Mi guardia de hoy ha sido tranquila, sin sobresaltos; he visto a mi último paciente a eso de las 4:45 y luego ya me he espabilado y me ha sorprendido el aroma del café sin haber conciliado el sueño. Hasta entonces, me he cantado mil canciones por componer  y me he contado mil historias sin argumento; a falta de interlocutores, una misma se basta y se sobra  para estos diálogos, para preguntarse y para contestarse; lo bueno es que aunque discuta, casi siempre llego a ententes cordiales…
El café estaba buenísimo. He mirado luego la evolución del único paciente que he enviado al hospital: ni tan mal, parece que no he errado demasiado. Luego, la puerta del centro de salud abierta de par en par, mientras E. limpiaba con su habitual aplicación, invitaba a asomarse a la calle. Era justo ese momento en el que la luz va ganando terreno a las sombras, en el que el alba se puede confundir con el ocaso. Hacía fresquito, he cruzado las solapas de mi bata para protegerme. Me gusta este silencio que envuelve a la mañana. Las calles están vacías,  se ven algunas ventanas iluminadas en los edificios cercanos; una mujer levanta su persiana y se asoma un instante, aún en pijama. Convive la luz de las farolas con la incipiente claridad del día, se van dibujando los contornos de este paisaje urbano y familiar desde hace ya un buen puñado de años. El mar debe estar bravo, me llega su rumor acompasado.

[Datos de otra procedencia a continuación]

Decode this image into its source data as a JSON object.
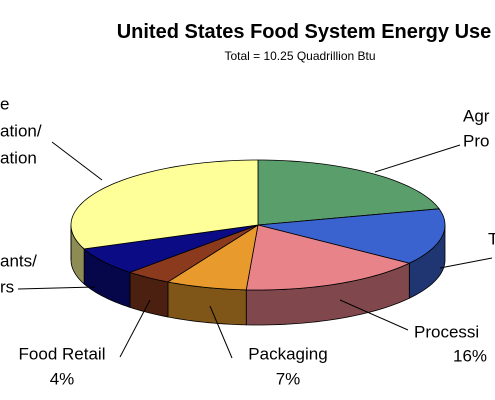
{
  "chart_data": {
    "type": "pie3d",
    "title": "United States Food System Energy Use",
    "subtitle": "Total = 10.25 Quadrillion Btu",
    "categories": [
      [
        "Agr",
        "Pro"
      ],
      [
        "T"
      ],
      [
        "Processi"
      ],
      [
        "Packaging"
      ],
      [
        "Food Retail"
      ],
      [
        "ants/",
        "rs"
      ],
      [
        "e",
        "ation/",
        "ation"
      ]
    ],
    "values": [
      21,
      14,
      16,
      7,
      4,
      7,
      31
    ],
    "value_labels": [
      null,
      null,
      "16%",
      "7%",
      "4%",
      null,
      null
    ],
    "colors": [
      "#5a9e6b",
      "#3b63cf",
      "#e8838a",
      "#e99a2c",
      "#8b3a1e",
      "#0b0b86",
      "#ffff99"
    ]
  }
}
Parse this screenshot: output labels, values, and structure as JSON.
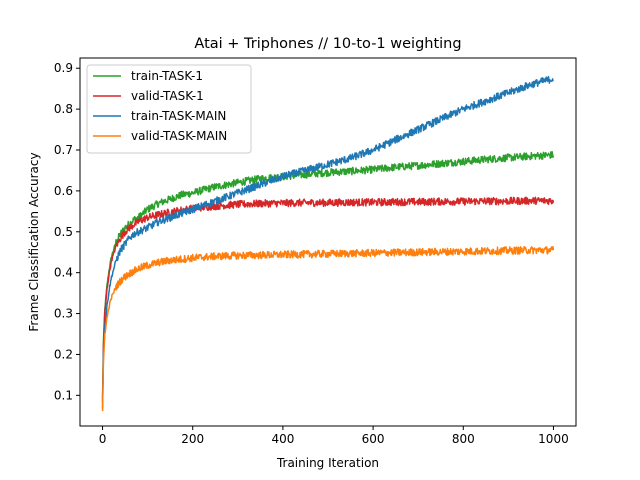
{
  "chart_data": {
    "type": "line",
    "title": "Atai + Triphones // 10-to-1 weighting",
    "xlabel": "Training Iteration",
    "ylabel": "Frame Classification Accuracy",
    "xlim": [
      -50,
      1050
    ],
    "ylim": [
      0.025,
      0.925
    ],
    "xticks": [
      0,
      200,
      400,
      600,
      800,
      1000
    ],
    "yticks": [
      0.1,
      0.2,
      0.3,
      0.4,
      0.5,
      0.6,
      0.7,
      0.8,
      0.9
    ],
    "xtick_labels": [
      "0",
      "200",
      "400",
      "600",
      "800",
      "1000"
    ],
    "ytick_labels": [
      "0.1",
      "0.2",
      "0.3",
      "0.4",
      "0.5",
      "0.6",
      "0.7",
      "0.8",
      "0.9"
    ],
    "grid": false,
    "legend_position": "upper-left",
    "series": [
      {
        "name": "train-TASK-1",
        "color": "#2ca02c",
        "x": [
          0,
          2,
          5,
          10,
          15,
          20,
          30,
          40,
          50,
          60,
          70,
          80,
          90,
          100,
          125,
          150,
          175,
          200,
          250,
          300,
          350,
          400,
          450,
          500,
          550,
          600,
          650,
          700,
          750,
          800,
          850,
          900,
          950,
          1000
        ],
        "values": [
          0.09,
          0.23,
          0.31,
          0.37,
          0.41,
          0.44,
          0.475,
          0.495,
          0.51,
          0.52,
          0.53,
          0.535,
          0.545,
          0.555,
          0.57,
          0.58,
          0.59,
          0.595,
          0.61,
          0.62,
          0.63,
          0.635,
          0.64,
          0.645,
          0.648,
          0.652,
          0.658,
          0.662,
          0.667,
          0.672,
          0.677,
          0.681,
          0.685,
          0.688
        ]
      },
      {
        "name": "valid-TASK-1",
        "color": "#d62728",
        "x": [
          0,
          2,
          5,
          10,
          15,
          20,
          30,
          40,
          50,
          60,
          70,
          80,
          90,
          100,
          125,
          150,
          175,
          200,
          250,
          300,
          350,
          400,
          450,
          500,
          550,
          600,
          650,
          700,
          750,
          800,
          850,
          900,
          950,
          1000
        ],
        "values": [
          0.08,
          0.22,
          0.3,
          0.36,
          0.4,
          0.43,
          0.465,
          0.485,
          0.5,
          0.51,
          0.518,
          0.525,
          0.53,
          0.535,
          0.542,
          0.548,
          0.553,
          0.557,
          0.563,
          0.567,
          0.569,
          0.57,
          0.571,
          0.571,
          0.572,
          0.572,
          0.573,
          0.573,
          0.574,
          0.574,
          0.575,
          0.575,
          0.576,
          0.576
        ]
      },
      {
        "name": "train-TASK-MAIN",
        "color": "#1f77b4",
        "x": [
          0,
          2,
          5,
          10,
          15,
          20,
          30,
          40,
          50,
          60,
          70,
          80,
          90,
          100,
          125,
          150,
          175,
          200,
          250,
          300,
          350,
          400,
          450,
          500,
          550,
          600,
          650,
          700,
          750,
          800,
          850,
          900,
          950,
          1000
        ],
        "values": [
          0.07,
          0.2,
          0.27,
          0.32,
          0.36,
          0.39,
          0.43,
          0.455,
          0.47,
          0.485,
          0.495,
          0.5,
          0.505,
          0.51,
          0.525,
          0.535,
          0.545,
          0.555,
          0.575,
          0.595,
          0.615,
          0.635,
          0.65,
          0.665,
          0.68,
          0.7,
          0.725,
          0.75,
          0.775,
          0.8,
          0.82,
          0.84,
          0.86,
          0.875
        ]
      },
      {
        "name": "valid-TASK-MAIN",
        "color": "#ff7f0e",
        "x": [
          0,
          2,
          5,
          10,
          15,
          20,
          30,
          40,
          50,
          60,
          70,
          80,
          90,
          100,
          125,
          150,
          175,
          200,
          250,
          300,
          350,
          400,
          450,
          500,
          550,
          600,
          650,
          700,
          750,
          800,
          850,
          900,
          950,
          1000
        ],
        "values": [
          0.06,
          0.18,
          0.25,
          0.29,
          0.32,
          0.34,
          0.365,
          0.38,
          0.39,
          0.398,
          0.404,
          0.41,
          0.414,
          0.418,
          0.425,
          0.43,
          0.433,
          0.436,
          0.44,
          0.442,
          0.443,
          0.444,
          0.445,
          0.446,
          0.447,
          0.448,
          0.449,
          0.45,
          0.451,
          0.452,
          0.453,
          0.454,
          0.455,
          0.455
        ]
      }
    ]
  }
}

Levanto la mirada y disfruto de una hermosa alborada: entre un par de edificios cercanos se alza un árbol, esbelto, su copa apunta al cielo preñado hoy en su parte baja de una neblina de color indefinible, más arriba se muestra limpio de un gris azulado, terso como el raso y aún más arriba una luna estrecha y en menguante parece sonreír a la mañana. Allí, cerquita,  una estrella parpadea orgullosa, como un brillante, compitiendo luminosa con la blancura nacarada de la luna…Placer de placeres: yo,  allí, arrebujada en mi bata blanca contemplando tanta hermosura. Y el silencio. Apostado en un saliente del tejado que me cobija, un mirlo negro de pico anaranjado mira, como yo, hipnotizado el paisaje, dibujada a cincel su silueta. En unos segundos gana la luz a las sombras y el ave, sin previo aviso, emprende el vuelo. Como yo, pienso, vuela él a sus quehaceres…Y me desperezo sin testigos, golosamente. Me espera el día hasta el ocaso, ojalá que mis labios se curven muchas veces en sonrisas a lo largo de este día, emulando así a la luna menguante que aún distingo.